For the exhibition Ellen Carey: Light Struck, on view at the Fox Talbot Museum in Lacock, England, through March 31, 2024, Carey responded to William Henry Fox Talbot’s A Cascade of Spruce Needles, 1839, one of his earliest photographic experiments, in which he scattered spruce needles across the surface of a light-sensitive sheet of paper and exposed it to the sun. (Ellen Carey: Struck by Light is on view through January 28, 2024, at the New Britain Museum of American Art in New Britain, CT.) Carey’s Crush & Pull with Hands, Penlights & Spruce Needles, 2023, created for the museum, is a six-panel installation that highlights photographic color theory as well as the importance of the negative: she used the monumental Polaroid 20×24 camera, which produces, in seconds, a negative-to-positive contact print from a one-step, peel-apart process.
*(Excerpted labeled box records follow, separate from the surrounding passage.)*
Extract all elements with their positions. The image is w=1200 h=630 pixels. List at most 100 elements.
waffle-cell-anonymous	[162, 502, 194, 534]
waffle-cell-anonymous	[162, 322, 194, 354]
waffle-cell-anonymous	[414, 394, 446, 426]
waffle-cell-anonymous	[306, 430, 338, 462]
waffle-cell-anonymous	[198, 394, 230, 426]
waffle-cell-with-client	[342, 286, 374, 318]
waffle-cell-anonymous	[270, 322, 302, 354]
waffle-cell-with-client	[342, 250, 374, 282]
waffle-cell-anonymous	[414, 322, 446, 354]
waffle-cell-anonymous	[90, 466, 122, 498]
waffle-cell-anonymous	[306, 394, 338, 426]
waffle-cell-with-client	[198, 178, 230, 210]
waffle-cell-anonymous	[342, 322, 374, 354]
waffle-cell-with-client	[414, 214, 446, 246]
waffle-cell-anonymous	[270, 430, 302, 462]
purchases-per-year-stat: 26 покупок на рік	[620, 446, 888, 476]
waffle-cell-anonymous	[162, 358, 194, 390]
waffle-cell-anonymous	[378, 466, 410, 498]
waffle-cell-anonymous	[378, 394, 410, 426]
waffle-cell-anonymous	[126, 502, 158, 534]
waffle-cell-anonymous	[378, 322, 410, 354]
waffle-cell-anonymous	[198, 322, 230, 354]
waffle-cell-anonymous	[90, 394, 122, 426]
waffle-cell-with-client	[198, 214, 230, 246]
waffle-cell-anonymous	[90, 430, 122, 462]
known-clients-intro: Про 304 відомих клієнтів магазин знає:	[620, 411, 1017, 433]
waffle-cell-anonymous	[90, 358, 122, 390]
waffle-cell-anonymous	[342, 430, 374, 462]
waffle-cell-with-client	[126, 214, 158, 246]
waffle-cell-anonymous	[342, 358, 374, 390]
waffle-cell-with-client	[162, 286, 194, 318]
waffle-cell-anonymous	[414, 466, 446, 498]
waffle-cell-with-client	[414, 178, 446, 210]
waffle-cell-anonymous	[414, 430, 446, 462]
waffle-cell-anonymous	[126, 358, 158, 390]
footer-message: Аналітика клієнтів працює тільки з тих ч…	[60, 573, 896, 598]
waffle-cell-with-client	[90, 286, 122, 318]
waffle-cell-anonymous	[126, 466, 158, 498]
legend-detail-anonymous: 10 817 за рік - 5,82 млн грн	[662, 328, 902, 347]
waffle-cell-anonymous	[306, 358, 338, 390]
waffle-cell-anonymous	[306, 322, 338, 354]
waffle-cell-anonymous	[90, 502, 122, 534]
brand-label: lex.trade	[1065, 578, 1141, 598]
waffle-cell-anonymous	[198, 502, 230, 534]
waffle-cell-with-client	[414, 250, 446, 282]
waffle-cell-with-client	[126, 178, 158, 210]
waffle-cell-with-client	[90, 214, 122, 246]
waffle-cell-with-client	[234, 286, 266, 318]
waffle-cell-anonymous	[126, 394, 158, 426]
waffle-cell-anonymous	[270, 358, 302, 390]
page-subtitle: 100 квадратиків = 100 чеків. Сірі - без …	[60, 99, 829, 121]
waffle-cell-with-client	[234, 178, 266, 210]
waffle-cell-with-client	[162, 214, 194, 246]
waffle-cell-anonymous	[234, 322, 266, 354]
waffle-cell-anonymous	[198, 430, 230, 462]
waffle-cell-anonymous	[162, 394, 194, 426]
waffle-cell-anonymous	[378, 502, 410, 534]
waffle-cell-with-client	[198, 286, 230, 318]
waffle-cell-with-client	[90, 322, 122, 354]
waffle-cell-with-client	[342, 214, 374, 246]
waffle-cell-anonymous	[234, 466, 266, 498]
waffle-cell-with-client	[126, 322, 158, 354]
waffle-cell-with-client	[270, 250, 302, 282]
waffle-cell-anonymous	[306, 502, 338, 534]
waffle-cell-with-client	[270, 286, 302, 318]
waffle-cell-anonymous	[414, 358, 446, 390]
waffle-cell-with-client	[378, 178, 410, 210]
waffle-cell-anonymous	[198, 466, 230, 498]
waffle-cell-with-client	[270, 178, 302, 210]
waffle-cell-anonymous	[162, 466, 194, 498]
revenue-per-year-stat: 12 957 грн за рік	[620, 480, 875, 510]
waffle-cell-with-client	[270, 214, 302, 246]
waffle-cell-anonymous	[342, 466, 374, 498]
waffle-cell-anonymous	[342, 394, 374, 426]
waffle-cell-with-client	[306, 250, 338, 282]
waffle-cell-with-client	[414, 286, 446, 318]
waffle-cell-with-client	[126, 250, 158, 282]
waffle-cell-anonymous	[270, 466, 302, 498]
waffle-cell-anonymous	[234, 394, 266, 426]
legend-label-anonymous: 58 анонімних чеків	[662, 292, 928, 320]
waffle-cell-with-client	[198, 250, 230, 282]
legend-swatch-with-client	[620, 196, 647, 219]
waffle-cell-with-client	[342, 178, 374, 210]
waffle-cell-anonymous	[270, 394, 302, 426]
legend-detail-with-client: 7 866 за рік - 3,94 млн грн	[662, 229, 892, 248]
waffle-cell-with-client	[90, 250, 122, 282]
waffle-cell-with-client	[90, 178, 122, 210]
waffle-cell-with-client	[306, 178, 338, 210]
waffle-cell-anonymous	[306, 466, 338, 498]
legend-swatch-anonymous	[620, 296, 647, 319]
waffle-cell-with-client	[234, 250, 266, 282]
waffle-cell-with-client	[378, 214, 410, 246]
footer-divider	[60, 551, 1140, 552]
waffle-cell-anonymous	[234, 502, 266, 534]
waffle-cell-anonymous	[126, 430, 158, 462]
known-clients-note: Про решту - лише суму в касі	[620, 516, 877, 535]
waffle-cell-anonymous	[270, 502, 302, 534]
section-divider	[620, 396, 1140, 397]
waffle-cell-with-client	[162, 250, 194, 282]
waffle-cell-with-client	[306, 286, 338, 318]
Carey wrote about Talbot’s photogram for photograph.
William Henry Fox Talbot’s A Cascade of Spruce Needles is extraordinary for a variety of reasons. The object speaks back – silhouetted hieroglyphs dance, sing, and move, showing order in a single spruce needle and chaos in scattered shapes on a dark ground. The image opens a window onto another reality.
Talbot could not draw or paint, nor can I. His early photographic experiments opened a door to a portal of future possibilities for photo-artists like me. I examined A Cascade of Spruce Needles every which way: in reverse, upside down, flipped, appropriated, blown-up, color versus non-color. Talbot’s negative pre-dates and points the way toward many 20th-century art movements of the avant-garde: Surrealism, Dada, Abstract Expressionism, minimalism, color field painting, monochrome, even feminism and art. In addition to Talbot’s photograms, I looked to Anna Atkins for color, and I looked to Daguerre for the pristine surface of a Polaroid positive – unique works of art, too. These artists underscore my own dual practice – in Polaroid with Photography Degree Zero, 1996-2023, and in the photogram Struck by Light, 1988-2023, not to mention research, in my collection of essays, Pictus & Writ. In revisiting Talbot’s image – a contact print of the negative made for its positive – I formed a call and response through centuries, from the 19th-century photogram to the gigantic Polaroid 20 x 24 photogram in the 21st century.